Using pad_token, but it is not set yet.


Loaded pretrained model gpt2-medium into HookedTransformer


In [11]:
all_tokens = [model.to_str_tokens(np.array([i])) for i in range(model.cfg.d_vocab)]
all_tokens = [all_tokens[i][0] for i in range(model.cfg.d_vocab)]

# Utility function to plot values in the same style as the Conjecture post.
def plot_matrix(matrix, tokens, k=10, filter="topk"):
  pysvelte.TopKTable(tokens=all_tokens, activations=matrix, obj_type="SVD direction", k=k, filter=filter).show()

In [12]:
svd_interpreter = SVDInterpreter(model)

ov = svd_interpreter.get_singular_vectors('OV', layer_index=22, head_index=10)
w_in = svd_interpreter.get_singular_vectors('w_in', layer_index=20)
w_out = svd_interpreter.get_singular_vectors('w_out', layer_index=16)

plot_matrix(ov, all_tokens)
plot_matrix(w_in, all_tokens)
plot_matrix(w_out, all_tokens)


To copy construct from a tensor, it is recommended to use sourceTensor.clone().detach() or sourceTensor.clone().detach().requires_grad_(True), rather than torch.tensor(sourceTensor).

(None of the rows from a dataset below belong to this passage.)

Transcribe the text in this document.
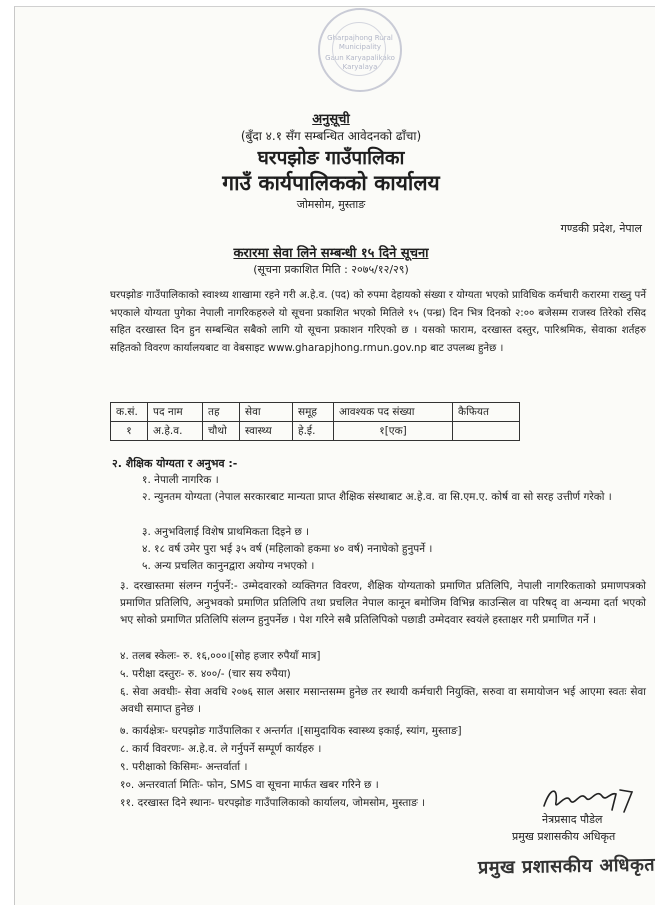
Gharpajhong Rural Municipality
Gaun Karyapalikako Karyalaya
अनुसूची
(बुँदा ४.१ सँग सम्बन्धित आवेदनको ढाँचा)
घरपझोङ गाउँपालिका
गाउँ कार्यपालिकको कार्यालय
जोमसोम, मुस्ताङ
गण्डकी प्रदेश, नेपाल
करारमा सेवा लिने सम्बन्धी १५ दिने सूचना
(सूचना प्रकाशित मिति : २०७५/१२/२९)
घरपझोङ गाउँपालिकाको स्वाश्थ्य शाखामा रहने गरी अ.हे.व. (पद) को रुपमा देहायको संख्या र योग्यता भएको प्राविधिक कर्मचारी करारमा राख्नु पर्ने भएकाले योग्यता पुगेका नेपाली नागरिकहरुले यो सूचना प्रकाशित भएको मितिले १५ (पन्ध्र) दिन भित्र दिनको २:०० बजेसम्म राजस्व तिरेको रसिद सहित दरखास्त दिन हुन सम्बन्धित सबैको लागि यो सूचना प्रकाशन गरिएको छ । यसको फाराम, दरखास्त दस्तुर, पारिश्रमिक, सेवाका शर्तहरु सहितको विवरण कार्यालयबाट वा वेबसाइट www.gharapjhong.rmun.gov.np बाट उपलब्ध हुनेछ ।
क.सं.	पद नाम	तह	सेवा	समूह	आवश्यक पद संख्या	कैफियत
१	अ.हे.व.	चौथो	स्वास्थ्य	हे.ई.	१[एक]	
२. शैक्षिक योग्यता र अनुभव :-
१. नेपाली नागरिक ।
२. न्युनतम योग्यता (नेपाल सरकारबाट मान्यता प्राप्त शैक्षिक संस्थाबाट अ.हे.व. वा सि.एम.ए. कोर्ष वा सो सरह उत्तीर्ण गरेको ।
३. अनुभविलाई विशेष प्राथमिकता दिइने छ ।
४. १८ वर्ष उमेर पुरा भई ३५ वर्ष (महिलाको हकमा ४० वर्ष) ननाघेको हुनुपर्ने ।
५. अन्य प्रचलित कानुनद्वारा अयोग्य नभएको ।
३. दरखास्तमा संलग्न गर्नुपर्ने:- उम्मेदवारको व्यक्तिगत विवरण, शैक्षिक योग्यताको प्रमाणित प्रतिलिपि, नेपाली नागरिकताको प्रमाणपत्रको प्रमाणित प्रतिलिपि, अनुभवको प्रमाणित प्रतिलिपि तथा प्रचलित नेपाल कानून बमोजिम विभिन्न काउन्सिल वा परिषद् वा अन्यमा दर्ता भएको भए सोको प्रमाणित प्रतिलिपि संलग्न हुनुपर्नेछ । पेश गरिने सबै प्रतिलिपिको पछाडी उम्मेदवार स्वयंले हस्ताक्षर गरी प्रमाणित गर्ने ।
४. तलब स्केलः- रु. १६,०००।[सोह हजार रुपैयाँ मात्र]
५. परीक्षा दस्तुरः- रु. ४००/- (चार सय रुपैया)
६. सेवा अवधीः- सेवा अवधि २०७६ साल असार मसान्तसम्म हुनेछ तर स्थायी कर्मचारी नियुक्ति, सरुवा वा समायोजन भई आएमा स्वतः सेवा अवधी समाप्त हुनेछ ।
७. कार्यक्षेत्रः- घरपझोङ गाउँपालिका र अन्तर्गत ।[सामुदायिक स्वास्थ्य इकाई, स्यांग, मुस्ताङ]
८. कार्य विवरणः- अ.हे.व. ले गर्नुपर्ने सम्पूर्ण कार्यहरु ।
९. परीक्षाको किसिमः- अन्तर्वार्ता ।
१०. अन्तरवार्ता मितिः- फोन, SMS वा सूचना मार्फत खबर गरिने छ ।
११. दरखास्त दिने स्थानः- घरपझोङ गाउँपालिकाको कार्यालय, जोमसोम, मुस्ताङ ।
नेत्रप्रसाद पौडेल
प्रमुख प्रशासकीय अधिकृत
प्रमुख प्रशासकीय अधिकृत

Currently, this is the extent of our support for SVD interpretability. However, this is a very new idea, and we're excited to see how people use it! If you find an interesting use for this type of research that we don't cover, feel free to [open a ticket](https://github.com/TransformerLensOrg/TransformerLens/issues) or contact the code's author at jaybaileycs@gmail.com.

One thing I'd love to see that basically anyone who followed this demo could get started with (I'd consider it an **A-level problem** from Neel's [Concrete Open Problems sequence](https://www.lesswrong.com/s/yivyHaCAmMJ3CqSyj)) is to try different combinations of model parameters (fold_ln, center_writing_weights, center_unembed) and see which ones lead to big changes in the interpretability of the SVD matrices. 

Are these changes positive, or negative? Can you pick any set of parameters you want? Are different parameters more or less interpretable in general, or does it vary by head and layer? Can you get two different interpretations of the same head with different parameters? What else can you find? This is very low-hanging fruit that would be immediately tractable and immediately useful!